I also see the social significance of this transformation. When work becomes more efficient, people will have more time for personal development, family relationships, and community involvement. This is not just an improvement in work efficiency, but also an enhancement of quality of life. As Alshak said, the goal is to enable people to create more value in less time, and then use the saved time for things that truly matter.
Of course, this transformation will also bring challenges. Some traditional jobs may be replaced by automation, which requires the entire industry to rethink talent cultivation and career development paths. But I believe that this transformation will ultimately create more meaningful and valuable job opportunities.

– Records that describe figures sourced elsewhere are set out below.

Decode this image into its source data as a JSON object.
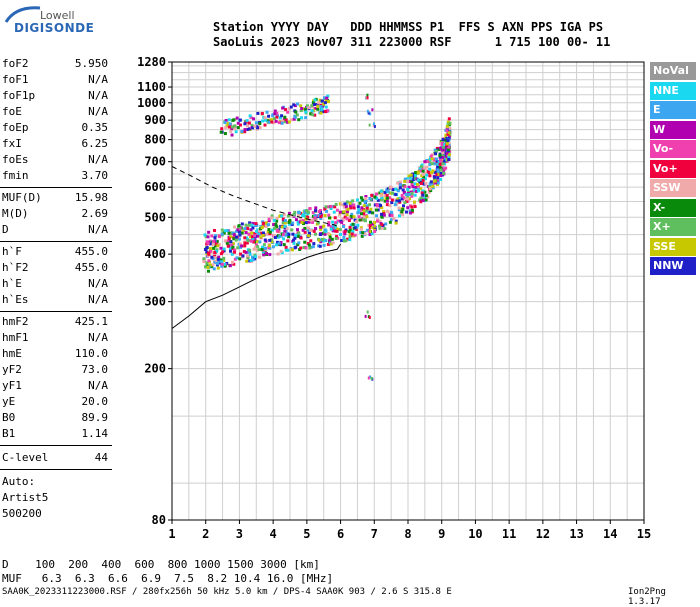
{
  "logo": {
    "company": "Lowell",
    "product": "DIGISONDE"
  },
  "header": {
    "line1": "Station YYYY DAY   DDD HHMMSS P1  FFS S AXN PPS IGA PS",
    "line2": "SaoLuis 2023 Nov07 311 223000 RSF      1 715 100 00- 11"
  },
  "params_freq": [
    {
      "k": "foF2",
      "v": "5.950"
    },
    {
      "k": "foF1",
      "v": "N/A"
    },
    {
      "k": "foF1p",
      "v": "N/A"
    },
    {
      "k": "foE",
      "v": "N/A"
    },
    {
      "k": "foEp",
      "v": "0.35"
    },
    {
      "k": "fxI",
      "v": "6.25"
    },
    {
      "k": "foEs",
      "v": "N/A"
    },
    {
      "k": "fmin",
      "v": "3.70"
    }
  ],
  "params_muf": [
    {
      "k": "MUF(D)",
      "v": "15.98"
    },
    {
      "k": "M(D)",
      "v": "2.69"
    },
    {
      "k": "D",
      "v": "N/A"
    }
  ],
  "params_virtual": [
    {
      "k": "h`F",
      "v": "455.0"
    },
    {
      "k": "h`F2",
      "v": "455.0"
    },
    {
      "k": "h`E",
      "v": "N/A"
    },
    {
      "k": "h`Es",
      "v": "N/A"
    }
  ],
  "params_profile": [
    {
      "k": "hmF2",
      "v": "425.1"
    },
    {
      "k": "hmF1",
      "v": "N/A"
    },
    {
      "k": "hmE",
      "v": "110.0"
    },
    {
      "k": "yF2",
      "v": "73.0"
    },
    {
      "k": "yF1",
      "v": "N/A"
    },
    {
      "k": "yE",
      "v": "20.0"
    },
    {
      "k": "B0",
      "v": "89.9"
    },
    {
      "k": "B1",
      "v": "1.14"
    }
  ],
  "clevel": {
    "k": "C-level",
    "v": "44"
  },
  "autoscale": [
    "Auto:",
    "Artist5",
    "500200"
  ],
  "legend": [
    {
      "label": "NoVal",
      "color": "#999999"
    },
    {
      "label": "NNE",
      "color": "#19d8f0"
    },
    {
      "label": "E",
      "color": "#3da6f0"
    },
    {
      "label": "W",
      "color": "#b000b0"
    },
    {
      "label": "Vo-",
      "color": "#f040b0"
    },
    {
      "label": "Vo+",
      "color": "#f0003c"
    },
    {
      "label": "SSW",
      "color": "#f0aaaa"
    },
    {
      "label": "X-",
      "color": "#0a8a0a"
    },
    {
      "label": "X+",
      "color": "#5fbf5f"
    },
    {
      "label": "SSE",
      "color": "#c8c800"
    },
    {
      "label": "NNW",
      "color": "#2020c8"
    }
  ],
  "bottom": {
    "d_row": "D    100  200  400  600  800 1000 1500 3000 [km]",
    "muf_row": "MUF   6.3  6.3  6.6  6.9  7.5  8.2 10.4 16.0 [MHz]"
  },
  "footer": "SAA0K_2023311223000.RSF / 280fx256h 50 kHz 5.0 km / DPS-4 SAA0K 903 / 2.6 S 315.8 E",
  "version": "Ion2Png 1.3.17",
  "chart_data": {
    "type": "scatter",
    "title": "",
    "xlabel": "",
    "ylabel": "",
    "xlim": [
      1,
      15
    ],
    "ylim": [
      80,
      1280
    ],
    "y_scale": "log",
    "grid": true,
    "legend_position": "right",
    "x_ticks": [
      1,
      2,
      3,
      4,
      5,
      6,
      7,
      8,
      9,
      10,
      11,
      12,
      13,
      14,
      15
    ],
    "y_ticks": [
      80,
      200,
      300,
      400,
      500,
      600,
      700,
      800,
      900,
      1000,
      1100,
      1280
    ],
    "traces": [
      {
        "name": "F2 O-trace",
        "points": [
          [
            1.9,
            410
          ],
          [
            2.3,
            418
          ],
          [
            2.8,
            428
          ],
          [
            3.3,
            440
          ],
          [
            3.8,
            452
          ],
          [
            4.3,
            462
          ],
          [
            4.8,
            472
          ],
          [
            5.3,
            480
          ],
          [
            5.8,
            488
          ],
          [
            6.3,
            500
          ],
          [
            6.8,
            515
          ],
          [
            7.3,
            535
          ],
          [
            7.8,
            565
          ],
          [
            8.2,
            600
          ],
          [
            8.6,
            650
          ],
          [
            8.9,
            705
          ],
          [
            9.1,
            770
          ],
          [
            9.2,
            830
          ]
        ]
      },
      {
        "name": "second hop",
        "points": [
          [
            2.4,
            860
          ],
          [
            3.0,
            880
          ],
          [
            3.6,
            910
          ],
          [
            4.2,
            935
          ],
          [
            4.8,
            960
          ],
          [
            5.3,
            990
          ],
          [
            5.6,
            1010
          ]
        ]
      },
      {
        "name": "vertical spread",
        "points": [
          [
            6.8,
            1050
          ],
          [
            6.85,
            960
          ],
          [
            6.9,
            880
          ],
          [
            6.8,
            280
          ],
          [
            6.85,
            190
          ],
          [
            6.9,
            470
          ]
        ]
      }
    ],
    "profile_curve": [
      [
        1.0,
        255
      ],
      [
        1.5,
        275
      ],
      [
        2.0,
        300
      ],
      [
        2.5,
        312
      ],
      [
        3.0,
        328
      ],
      [
        3.5,
        345
      ],
      [
        4.0,
        360
      ],
      [
        4.5,
        375
      ],
      [
        5.0,
        392
      ],
      [
        5.5,
        405
      ],
      [
        5.9,
        412
      ],
      [
        6.0,
        425
      ]
    ],
    "dashed_curve": [
      [
        1.0,
        680
      ],
      [
        1.6,
        640
      ],
      [
        2.2,
        600
      ],
      [
        2.8,
        570
      ],
      [
        3.4,
        545
      ],
      [
        4.0,
        522
      ],
      [
        4.6,
        505
      ],
      [
        5.2,
        490
      ],
      [
        5.8,
        478
      ],
      [
        6.0,
        470
      ]
    ]
  }
}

The key is to actively adapt to this change rather than passively waiting to be disrupted.
From an investment perspective, Laurel represents not just a successful software company, but also a pioneer of the digital transformation of knowledge work. The time intelligence infrastructure they have built will become a necessity for business operations in the AI era. As Frederique Dame from GV stated: “Laurel is creating an enterprise intelligence layer for knowledge work, using time tracking as a product wedge. By capturing and organizing the complete lifecycle of how professionals spend their time, Laurel unlocks a new class of data, making work itself measurable, optimizable, and automatable.”
The value of this infrastructure will continue to grow with the further development of AI technology. As more and more companies begin to deploy AI agents and automation tools, Laurel’s time data will become the gold standard for measuring the effectiveness of these investments. This is not just a product opportunity, but a platform opportunity.
I am full of expectations for Laurel’s future, not only because they address a significant market demand that truly exists, but also because they propose a profound reflection on time, work, and the value of life. In this increasingly fast-paced world, companies that help people better understand and utilize time will create social value that transcends financial returns.
Ultimately, Laurel’s story tells us that the best entrepreneurial projects often stem from the founder’s personal pain points and deep sense of mission. When technological advancements combine with personal passions, it is possible to create companies that truly change the world. In an era where AI is reshaping everything, companies like Laurel, which possess both technological depth and humanistic care, may be exactly the kind of innovative force we need.